In 1984 trok hij zich - op enkele uitzonderingen na - van het dirigeren terug, om zich te richten op het componeren.
Rafael Kubelík is op het kerkhof van Vyšehrad te Praag begraven.
Composities
Werken voor orkest
- 1932-1933 Fantasie, voor viool en orkest
- 1934 Symfonie no. 1
- 1939-1940 Concert no. 1, voor viool en orkest
- 1943 Concert, voor fluit en kamerorkest
- 1944 Concert, voor cello en orkest
- 1945 Symfonie no. 2 "Pejte písen novou", voor solisten, koor en orkest
- 1950 Concert, voor piano en orkest
- 1951 Concert no. 2, voor viool en orkest
- 1971 Symfonie no. 3
- 1981 Séquences
- A Symphonic Peripetia, voor orgel en orkest
- Four forms for Strings, voor strijkorkest
Missen, cantates en gewijde muziek
- 1941 Pro Memoria Patris, cantate
- 1955 Mis
- 1957 Mis
- 1963 Libera nos, een Requiem voor gemengd koor, spreekkoor, knapenkoor en orkest - première: 18 oktober 1963, Keulen, Funkhaus Wallrafplatz
- 1968 Stabat Mater, voor sopraan, gemengd koor en orkest - première: 20 september 1968, Keulen, Funkhaus Wallrafplatz
- Orphikon, cantate voor gemengd koor en orkest - Inventies en tussenspelen voor kinderkoor, 4 hobo's en 4 trompetten
- Requiem pro memoria uxoris - In memoriam Jan Kubelík, voor kinderkoor en orkest
Muziektheater
Opera's
Voltooid in | titel | aktes | première | libretto |
---|---|---|---|---|
1943-1944 | Veronika | 4 bedrijven | 19 april 1947, Brno | Dalibor C. Faltis-Vačkář |
1946 | Císařovy nové šaty (De nieuwe kleren van de keizer) | niet uitgevoerd | Karel Koval naar Hans Christian Andersen | |
1946 | Květinky malé Idy (De bloemetjes van de kleine Ida) | niet uitgevoerd | Karel Koval naar Hans Christian Andersen | |
1958 | Tagensanbruch | |||
1972 | Cornelia Faroni, (in 1966 eerst als Tiziano gepubliceerd) |
19 april 1972, Augsburg | Dalibor C. Faltis-Vačkář |
Kamermuziek
- 1931-1932 Sonate, voor viool
- 1938 Strijkkwartet no. 1
- 1947 Strijkkwartet no. 2
- 1947 Strijkkwartet no. 3
- 1988 Trio concertante
- 1991 Strijkkwartet no. 6
- Strijkkwartet no. 4
- Strijkkwartet no. 5
Bibliografie
- Annalen van de opera gezelschappen in Nederland 1886-1995, Amsterdam: Den Uitgave van Theater Instituut Nederland, 1996, 1276 p.

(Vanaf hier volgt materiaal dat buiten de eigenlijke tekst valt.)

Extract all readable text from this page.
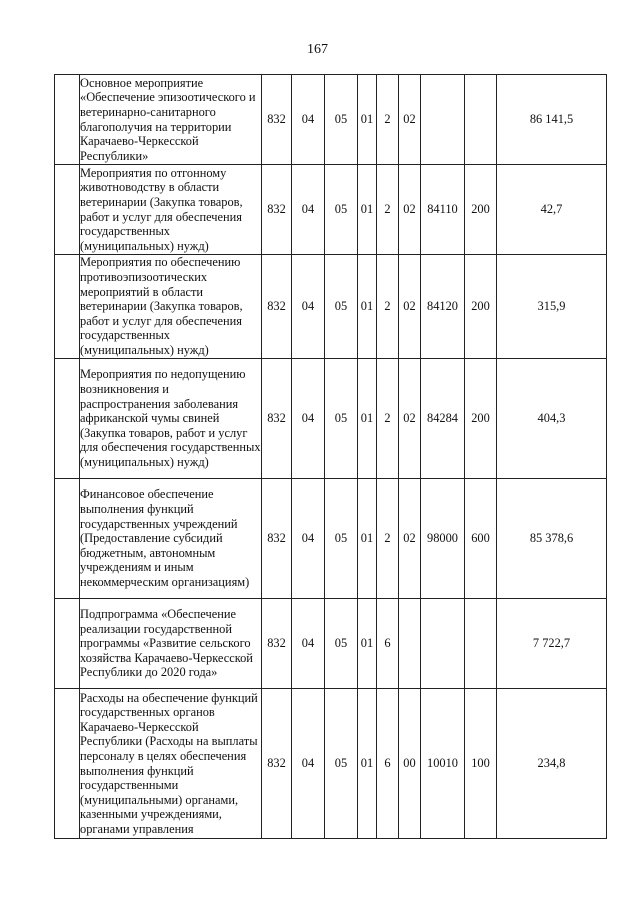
167
	Основное мероприятие «Обеспечение эпизоотического и ветеринарно-санитарного благополучия на территории Карачаево-Черкесской Республики»	832	04	05	01	2	02			86 141,5
	Мероприятия по отгонному животноводству в области ветеринарии (Закупка товаров, работ и услуг для обеспечения государственных (муниципальных) нужд)	832	04	05	01	2	02	84110	200	42,7
	Мероприятия по обеспечению противоэпизоотических мероприятий в области ветеринарии (Закупка товаров, работ и услуг для обеспечения государственных (муниципальных) нужд)	832	04	05	01	2	02	84120	200	315,9
	Мероприятия по недопущению возникновения и распространения заболевания африканской чумы свиней (Закупка товаров, работ и услуг для обеспечения государственных (муниципальных) нужд)	832	04	05	01	2	02	84284	200	404,3
	Финансовое обеспечение выполнения функций государственных учреждений (Предоставление субсидий бюджетным, автономным учреждениям и иным некоммерческим организациям)	832	04	05	01	2	02	98000	600	85 378,6
	Подпрограмма «Обеспечение реализации государственной программы «Развитие сельского хозяйства Карачаево-Черкесской Республики до 2020 года»	832	04	05	01	6				7 722,7
	Расходы на обеспечение функций государственных органов Карачаево-Черкесской Республики (Расходы на выплаты персоналу в целях обеспечения выполнения функций государственными (муниципальными) органами, казенными учреждениями, органами управления	832	04	05	01	6	00	10010	100	234,8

- Enrico Stinchelli: I grandi direttori d'orchestra, Rome: Gremese Editore, 1987. 208 p., ISBN 978-8-876-05290-3
- Stefan Jaeger: Das Atlantisbuch der Dirigenten, Zürich: Atlantis Musikbuch-Verlag, 1985. 416 p., ISBN 978-3-254-00106-1
- Werner F. Kreim: Ein bekennerischer Humanist am Pult. Rafael Kubelik zum 60. Geburtstag, in: Mitteilungen der Hans-Pfitzner-Gesellschaft. N. F. H. 33 (1974), p. 22-24.